今思えば、若かったと思う。いや、今もだろうけど。
「すごいな……君たちのそのやり取りこそ、まるで漫画のようだ」
「だろ? それくらい、現実味のないものだったんだなあって思ってるよ」
そう。現実味のない、現実だった。
「それでどうなったんだ? 二人で一つの作品を作り上げることは出来たのか?」
天ヶ瀬はわくわくとした感じで、目を輝かせている。
期待しているのだろう。ハッピーエンドだったかどうかに。
俺はそんな天ヶ瀬の期待を裏切るように、
「いや。出来てないよ」
と、言う。
「出来てない。俺の小説に感想をくれて、絵をくれた人とは漫画を作れてない」
そもそも、あっちもそういう職に就けたかすら知らないのだ。しかも俺は漫画家になる時にネット小説を投稿するサイトのアカウントを捨てちゃったし、連絡を取る手段だってない。
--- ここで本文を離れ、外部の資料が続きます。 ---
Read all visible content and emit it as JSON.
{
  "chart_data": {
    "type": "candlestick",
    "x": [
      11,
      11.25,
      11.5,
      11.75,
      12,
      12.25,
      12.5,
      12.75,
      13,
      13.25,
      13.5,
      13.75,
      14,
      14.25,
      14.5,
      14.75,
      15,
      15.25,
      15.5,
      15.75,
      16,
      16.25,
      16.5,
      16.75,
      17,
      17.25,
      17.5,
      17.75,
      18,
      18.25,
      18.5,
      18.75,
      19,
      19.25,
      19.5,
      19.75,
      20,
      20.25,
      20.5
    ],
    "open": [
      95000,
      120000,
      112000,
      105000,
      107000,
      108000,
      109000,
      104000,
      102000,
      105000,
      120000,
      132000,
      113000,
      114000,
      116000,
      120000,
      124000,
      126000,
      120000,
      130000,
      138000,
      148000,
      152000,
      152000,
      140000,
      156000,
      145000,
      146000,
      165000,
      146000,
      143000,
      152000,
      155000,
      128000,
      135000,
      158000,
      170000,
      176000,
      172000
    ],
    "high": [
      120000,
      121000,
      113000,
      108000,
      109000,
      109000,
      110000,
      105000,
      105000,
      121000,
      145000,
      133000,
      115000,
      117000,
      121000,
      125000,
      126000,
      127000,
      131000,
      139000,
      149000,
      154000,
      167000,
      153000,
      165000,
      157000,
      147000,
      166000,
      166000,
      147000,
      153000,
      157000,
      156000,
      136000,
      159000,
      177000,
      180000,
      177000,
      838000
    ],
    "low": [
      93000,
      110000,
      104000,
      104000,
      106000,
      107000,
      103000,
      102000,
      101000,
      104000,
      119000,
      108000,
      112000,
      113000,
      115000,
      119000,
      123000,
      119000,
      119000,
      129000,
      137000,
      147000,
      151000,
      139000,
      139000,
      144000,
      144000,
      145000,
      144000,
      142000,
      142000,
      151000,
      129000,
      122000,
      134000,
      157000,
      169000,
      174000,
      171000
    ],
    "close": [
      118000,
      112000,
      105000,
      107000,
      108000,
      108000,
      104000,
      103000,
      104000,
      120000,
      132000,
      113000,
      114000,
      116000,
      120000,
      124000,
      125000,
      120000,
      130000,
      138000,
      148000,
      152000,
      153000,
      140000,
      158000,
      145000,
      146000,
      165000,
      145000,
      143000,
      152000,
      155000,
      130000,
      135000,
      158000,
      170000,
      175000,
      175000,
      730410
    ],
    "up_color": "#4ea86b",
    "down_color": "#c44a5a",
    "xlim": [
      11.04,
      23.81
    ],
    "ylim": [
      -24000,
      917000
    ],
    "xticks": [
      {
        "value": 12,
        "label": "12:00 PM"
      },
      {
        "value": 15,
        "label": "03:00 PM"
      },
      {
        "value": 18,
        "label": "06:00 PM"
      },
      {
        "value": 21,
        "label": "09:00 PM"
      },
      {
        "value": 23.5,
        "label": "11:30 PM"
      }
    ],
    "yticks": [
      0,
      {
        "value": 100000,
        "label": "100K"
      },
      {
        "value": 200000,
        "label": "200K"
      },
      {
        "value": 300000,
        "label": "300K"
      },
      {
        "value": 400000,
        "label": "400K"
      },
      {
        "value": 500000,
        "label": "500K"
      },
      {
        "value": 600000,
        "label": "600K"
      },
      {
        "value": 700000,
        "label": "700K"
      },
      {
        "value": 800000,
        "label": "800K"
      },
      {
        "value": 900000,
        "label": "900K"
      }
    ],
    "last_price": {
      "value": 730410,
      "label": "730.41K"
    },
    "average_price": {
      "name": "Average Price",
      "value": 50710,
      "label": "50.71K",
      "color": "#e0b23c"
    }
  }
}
だから多分、『あの人』ともう話したりすることは――ない。
「ま、そんな感じで。俺が小説を書き始めたきっかけは、再婚したあとも悲しそうにしていた父さんが漫画を読んで笑っているのを見て、そんでもってネット小説で感想とかを貰ったからってわけだ。要約するとな」
「そうだったのか……その、良い話だった。本当に」
「そうかい。なら話して良かったってもんだよ」
俺がそう言うと、天ヶ瀬はスッと手を挙げた。
「質問、していいか?」
「? なんだよ?」
「君はどうしてそれを、私に話したんだ?」
天ヶ瀬の切れ長の瞳が、真正面から俺を見据えてくる。
そんな彼女の瞳に、俺は笑顔を向けて言う。
「話、まだしたがってたからだよ」
「そ、それだけの理由で話したのか……? はぁ。君という男に『深さ』を求めた私が馬鹿だったのか……?」
「そういうことじゃね?」
俺がそう言うと、天ヶ瀬は小さく笑い声を漏らす。そして俺もそれに釣られるように、また小さく笑い声を漏らす。
お互いに笑い合ったあと、俺たちはどちらからともなく、
「帰るか」
「帰ろうか」
そう言って、肩を並べて生徒会室をあとにしたのだった。
嘘のような本当の話。裕人に起こったものは、実は僕の身にも起こったことだったりします。とは言っても、半分本当で半分嘘、みたいな風に書きましたが。
全部が全部本当ではないですけど、全部が全部嘘でもないということです。
僕もびっくりしましたよ。まさか本当に漫画みたいなことが起きるだなんて、と。
いつかまた、そういうことが起きるのかなあ……。